Jest godzina 7.00. Kolejny dzień przed nami. Otwieram oczy, wszystko mnie boli po wczorajszej zabawie. Zastanawiam się gdzie są moje nogi i ręce, bo w ogóle ich nie czuję. Na śniadaniu wszyscy dochodzimy do wniosku, że wczorajsza impreza urodzinowa Maryny była naprawdę udana. Po śniadaniu jedziemy do Adentii na Mszę, która jest o godz. 9.00. Następnie z miejscowymi wolontariuszami dzielimy się na dwie grupy. Jedni sprzątają boisko, plac zabaw i okolice kościoła, natomiast reszta pomaga w budowie. Po dwóch godzinach wracamy do domu na lunch.
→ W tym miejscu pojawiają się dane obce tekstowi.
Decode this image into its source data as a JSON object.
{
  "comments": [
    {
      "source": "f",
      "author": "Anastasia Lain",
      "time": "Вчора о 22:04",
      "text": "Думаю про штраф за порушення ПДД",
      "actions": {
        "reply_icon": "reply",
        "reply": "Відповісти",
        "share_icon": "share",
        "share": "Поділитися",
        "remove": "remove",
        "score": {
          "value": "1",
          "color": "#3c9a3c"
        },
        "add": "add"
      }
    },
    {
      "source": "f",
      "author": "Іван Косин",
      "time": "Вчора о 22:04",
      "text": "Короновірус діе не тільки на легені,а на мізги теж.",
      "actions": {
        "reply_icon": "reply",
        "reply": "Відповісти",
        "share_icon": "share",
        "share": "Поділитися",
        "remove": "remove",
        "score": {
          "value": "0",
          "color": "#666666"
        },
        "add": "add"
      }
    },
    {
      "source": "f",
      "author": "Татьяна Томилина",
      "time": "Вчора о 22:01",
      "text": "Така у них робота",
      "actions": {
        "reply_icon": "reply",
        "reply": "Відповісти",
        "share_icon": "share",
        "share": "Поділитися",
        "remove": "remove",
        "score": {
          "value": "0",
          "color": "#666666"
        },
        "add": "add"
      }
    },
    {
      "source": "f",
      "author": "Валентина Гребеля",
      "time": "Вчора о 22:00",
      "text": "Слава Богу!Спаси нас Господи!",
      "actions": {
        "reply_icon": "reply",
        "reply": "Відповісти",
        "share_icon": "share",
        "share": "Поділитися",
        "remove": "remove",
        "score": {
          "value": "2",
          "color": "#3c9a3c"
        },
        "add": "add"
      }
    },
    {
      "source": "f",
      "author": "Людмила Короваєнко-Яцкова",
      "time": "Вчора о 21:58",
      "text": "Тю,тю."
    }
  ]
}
Po obiedzie obowiązkowo sjesta. W Afryce wszyscy jej przestrzegają, gdyż pokrywa się z największym słońcem w ciągu dnia. Co prawda teraz jest pora wilgotna, ale dla nas „obruni” to czas na bardzo potrzebny odpoczynek. Tym bardziej, że to nie koniec dnia, tylko jego połowa. Sjesta dodaje nam sił przed zabawą z dziećmi w Adentii. Po dotarciu na miejsce, czekają już na nas wolontariusze. Krótko potem zaczynają gromadzić się dzieci. W organizacji pomaga nam sprzęt nagłaśniający, który jest bardzo przydatny w opanowaniu rozochoconej grupy ok. 350 dzieci. Po wspólnej modlitwie, dzielimy między sobą zabawy: piłka nożna, przeciąganie liny, siatkówka, wyścigi w workach, rzucanie kółkami, zabawa w czuciu babkę i wiele innych wymyślonych przez wolontariuszy. Całość odbywa się przy dźwięku muzyki z głośników, której wszechobecność jest nieodłącznym elementem tutejszego życia. Przy takiej organizacji zabawy nikt nie może się nudzić. Na placu przy kościele gromadzą się nie tylko małe dzieci, ale również starsza młodzież. Mamy okazję z nimi rozmawiać jak rówieśnicy. Ich otwartość i życzliwość przełamują wszelkie bariery rasowe czy narodowościowe. Ja poznaję bardzo miłego chłopaka o imieniu Izac. Izac na co dzień sprzedaje ważywa w Sunyani, głównie jam. Rozmawiamy o życiu w Ghanie i Europie. Mimo dużej biedy, która dotyka tutaj prawie każdego, mój rozmówca z radością opowiada o swoim życiu. Nigdzie przedtem nie spotkałem się z takim żywym entuzjazmem.
W dobrym towarzystwie i przy dobrej zabawie czas bardzo szybko mija. Trzy godziny minęły jak kilka minut. Kolejny dzień naszej misji dobiegł końca.